Two weeks ago, Patrice Bernier stood on the turf at Montreal's Olympic Stadium, surrounded by 61,000 people in his home province. It was the CONCACAF Champions League final and for him, perhaps more than anyone else on either side of the field that day, the significance of this moment was not lost, even if the match ultimately was.
"You don't get to live these movements, especially not coming from a soccer country where it's not a habit to have 50-60 thousand people [to watch live soccer]," explained Bernier. "Unfortunately we didn't win or it would have been the greatest moment in all of my career."
The moment will certainly be in the back of Bernier's mind as he and his club take to the field for the second leg of its Voyageurs Cup semifinal tie against Toronto FC.
The Impact have a 1-0 nothing lead for leg 1, and the aforementioned recent events have made them hungry for a third straight Canadian title.
But Bernier believes the Impact's success will not only be in the back of his mind, it will be the focus of the other team's in the competition as well. He thinks it could go a long way towards making the Voyageurs Cup more compelling.
"The fact that we got to the final maybe sets a bit of a tone for other teams to say ‘hey, if we take this seriously and we win it, next year we can go to the Champions League and [we] can get to live [our own moments],'' said Bernier.
Unfortunately, those moments haven't found their way to the Canadian Championship just yet. There were just 12,518 supporters on hand in Montreal for the semi-finals first leg, and, judging by ticket availability, there won't be too many more in Toronto.
However, Bernier thinks the competition is working well the way it is, and hopes it will only grow in the future when they are able to include more clubs, such as USL and NASL sides. He understands, though, why most fans don't consider it a top priority.
"[I think] fans of Toronto, Vancouver, Montreal are of the mindset that the MLS is [the most] important thing, to get to the playoffs to win it all," he says. "So the Canadian cup is not always seen as the most important game for Canadian teams."

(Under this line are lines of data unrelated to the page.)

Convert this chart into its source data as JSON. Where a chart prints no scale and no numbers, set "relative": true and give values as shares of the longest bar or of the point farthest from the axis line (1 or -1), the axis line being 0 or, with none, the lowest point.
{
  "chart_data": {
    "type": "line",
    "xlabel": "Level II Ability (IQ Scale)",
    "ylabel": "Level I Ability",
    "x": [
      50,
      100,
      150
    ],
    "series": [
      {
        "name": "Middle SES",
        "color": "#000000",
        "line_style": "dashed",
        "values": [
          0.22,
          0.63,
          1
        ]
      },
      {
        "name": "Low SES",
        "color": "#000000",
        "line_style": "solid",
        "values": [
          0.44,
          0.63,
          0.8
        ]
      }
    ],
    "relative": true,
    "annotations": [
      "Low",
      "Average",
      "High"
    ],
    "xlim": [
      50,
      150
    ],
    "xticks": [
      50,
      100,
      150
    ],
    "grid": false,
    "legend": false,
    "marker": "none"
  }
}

This extends past Canada, however, as the United States has found it equally difficult to draw supporters out to the US Open Cup, or have teams focus on the CCL. This comes despite all the history the US domestic cup has in that country.
Bernier hopes that not just in Canada, but in the league as a whole, the Impact's run will help MLS sides focus more on success in cup competitions.
"At the end of the day there has not been any MLS teams going to the Club World Cup," he says of the end goal that the Impact came 45 minutes away from achieving. "I believe there are some quality teams in this league, quality players."
He does acknowledge how difficult it is to do that in this league. The Impact have only played five league games so far as a result of their Champions League campaign, and are finding it difficult to get back to regular routines.
"You are playing in a tournament where if you [lose] you are out, and then you are playing in the league where you're only getting the reward at the end of the year," he says of the club's two required mentalities that are difficult to switch between.
As for his club's mentality going into the second leg against Toronto, and looking to recreate their cup dreams from last year, he says they have been here before and know what they are doing.
"The club has gone through this the last three years and we've won it twice in a row. The objective is to go get a result and to move on to the final."